Three Tips For Ensuring That A Child's Toothbrush Stays Clean And Effective
To prevent budding cavities from complicating your child's life, you'll need to watch both your family's eating habits and your child's brushing habits. But even if your child brushes as diligently as any other child in your neighborhood, cavities can still result from a toothbrush that's less effective or dirtier than it should be. Use these three tips if you want to ensure that a child's toothbrush stays as clean and as effective as possible.
Put A Toothbrush Holder In The Bathroom For Easy Air Drying
If you don't have a toothbrush holder in your bathroom, the toothbrush your child uses will have to be stored either in a medicine cabinet or on a sink. In this case, even if you tell your child to always keep the toothbrush right side up to allow the bristles to dry in the air, time constraints could lead to carelessness. And unless you're extremely diligent with cleaning the surface the bristles lie on, lots of bacteria are sure to cling to your child's toothbrush.
Toothbrush holders are so useful because they provide organized and easy to use drying positions for multiple toothbrushes at once. Since putting a toothbrush back is usually as simple as sliding it through a hole, your child will be able to keep up the habit even when his mind is focused on something else. Organization will also make it less likely that your child accidentally uses a toothbrush belonging to someone else one day.
Periodically Leave The Toothbrush In A Salt Water Mixture
The longer the toothbrush goes uncleaned, the more bacteria from your child's mouth will build up on it.
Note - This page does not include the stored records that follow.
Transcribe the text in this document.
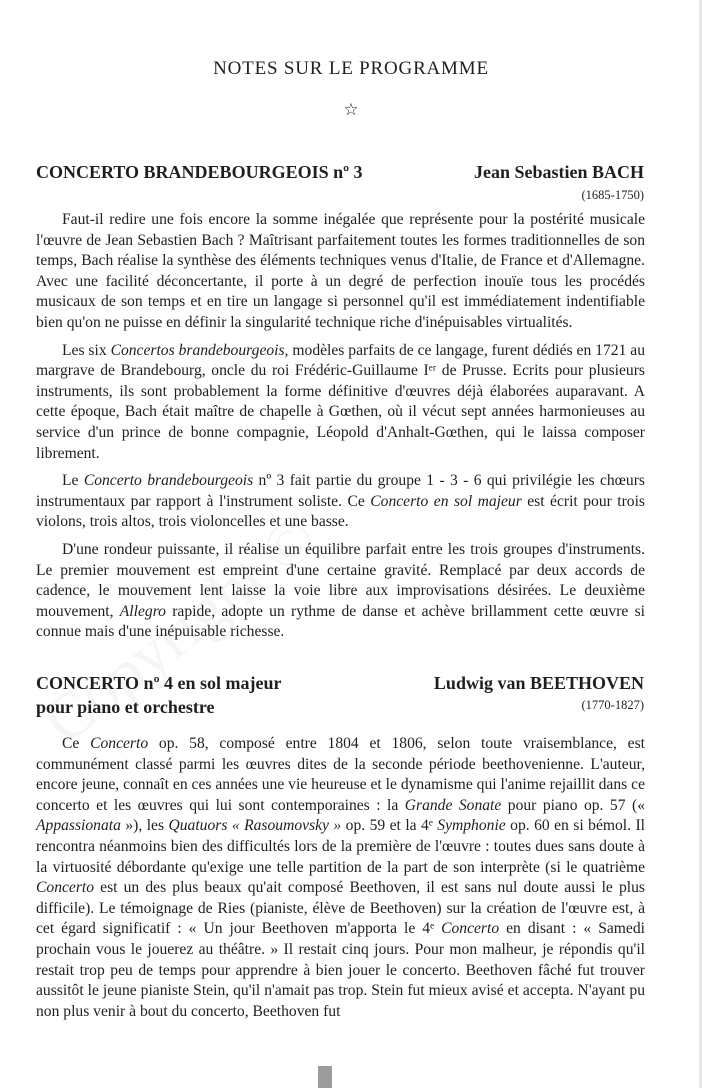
NOTES SUR LE PROGRAMME
☆
CONCERTO BRANDEBOURGEOIS nº 3	Jean Sebastien BACH
(1685-1750)

Faut-il redire une fois encore la somme inégalée que représente pour la postérité musicale l'œuvre de Jean Sebastien Bach ? Maîtrisant parfaitement toutes les formes traditionnelles de son temps, Bach réalise la synthèse des éléments techniques venus d'Italie, de France et d'Allemagne. Avec une facilité déconcertante, il porte à un degré de perfection inouïe tous les procédés musicaux de son temps et en tire un langage si personnel qu'il est immédiatement indentifiable bien qu'on ne puisse en définir la singularité technique riche d'inépuisables virtualités.

Les six Concertos brandebourgeois, modèles parfaits de ce langage, furent dédiés en 1721 au margrave de Brandebourg, oncle du roi Frédéric-Guillaume Iᵉʳ de Prusse. Ecrits pour plusieurs instruments, ils sont probablement la forme définitive d'œuvres déjà élaborées auparavant. A cette époque, Bach était maître de chapelle à Gœthen, où il vécut sept années harmonieuses au service d'un prince de bonne compagnie, Léopold d'Anhalt-Gœthen, qui le laissa composer librement.

Le Concerto brandebourgeois nº 3 fait partie du groupe 1 - 3 - 6 qui privilégie les chœurs instrumentaux par rapport à l'instrument soliste. Ce Concerto en sol majeur est écrit pour trois violons, trois altos, trois violoncelles et une basse.

D'une rondeur puissante, il réalise un équilibre parfait entre les trois groupes d'instruments. Le premier mouvement est empreint d'une certaine gravité. Remplacé par deux accords de cadence, le mouvement lent laisse la voie libre aux improvisations désirées. Le deuxième mouvement, Allegro rapide, adopte un rythme de danse et achève brillamment cette œuvre si connue mais d'une inépuisable richesse.

CONCERTO nº 4 en sol majeur
pour piano et orchestre
Ludwig van BEETHOVEN
(1770-1827)

Ce Concerto op. 58, composé entre 1804 et 1806, selon toute vraisemblance, est communément classé parmi les œuvres dites de la seconde période beethovenienne. L'auteur, encore jeune, connaît en ces années une vie heureuse et le dynamisme qui l'anime rejaillit dans ce concerto et les œuvres qui lui sont contemporaines : la Grande Sonate pour piano op. 57 (« Appassionata »), les Quatuors « Rasoumovsky » op. 59 et la 4ᵉ Symphonie op. 60 en si bémol. Il rencontra néanmoins bien des difficultés lors de la première de l'œuvre : toutes dues sans doute à la virtuosité débordante qu'exige une telle partition de la part de son interprète (si le quatrième Concerto est un des plus beaux qu'ait composé Beethoven, il est sans nul doute aussi le plus difficile). Le témoignage de Ries (pianiste, élève de Beethoven) sur la création de l'œuvre est, à cet égard significatif : « Un jour Beethoven m'apporta le 4ᵉ Concerto en disant : « Samedi prochain vous le jouerez au théâtre. » Il restait cinq jours. Pour mon malheur, je répondis qu'il restait trop peu de temps pour apprendre à bien jouer le concerto. Beethoven fâché fut trouver aussitôt le jeune pianiste Stein, qu'il n'amait pas trop. Stein fut mieux avisé et accepta. N'ayant pu non plus venir à bout du concerto, Beethoven fut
Salt water is such a good thing to use here precisely because it's so easy to make. Instead of boiling water or buying a specialized toothbrush cleaning chemical, you merely have to mix in a little salt with a glass you fill from your bathroom's faucet.
It's so easy, in fact, that you can teach your child to do it every once in awhile when he has more time on the weekends. Alternatively, to cut down on pathogens when they're likely to be at their strongest, you can tell your child to wash the toothbrush's bristles after the symptoms of any illness begin to subside.
Always Be On The Lookout For Frayed Bristles
The bristles on a toothbrush need to be relatively straight if they're going to make contact with and clean enamel properly. Crooked bristles will have a particularly hard time getting into the recesses that cavities typically form in without bending even further to the point of uselessness.
To decrease the rate at which the bristles on your child's toothbrush bend out of shape, make sure that your child isn't pressing the bristles against his teeth harder than he has to. Every few months, inspect your child's toothbrush yourself and replace it if more than a few outlying bristles are obviously bent too far to be of much use.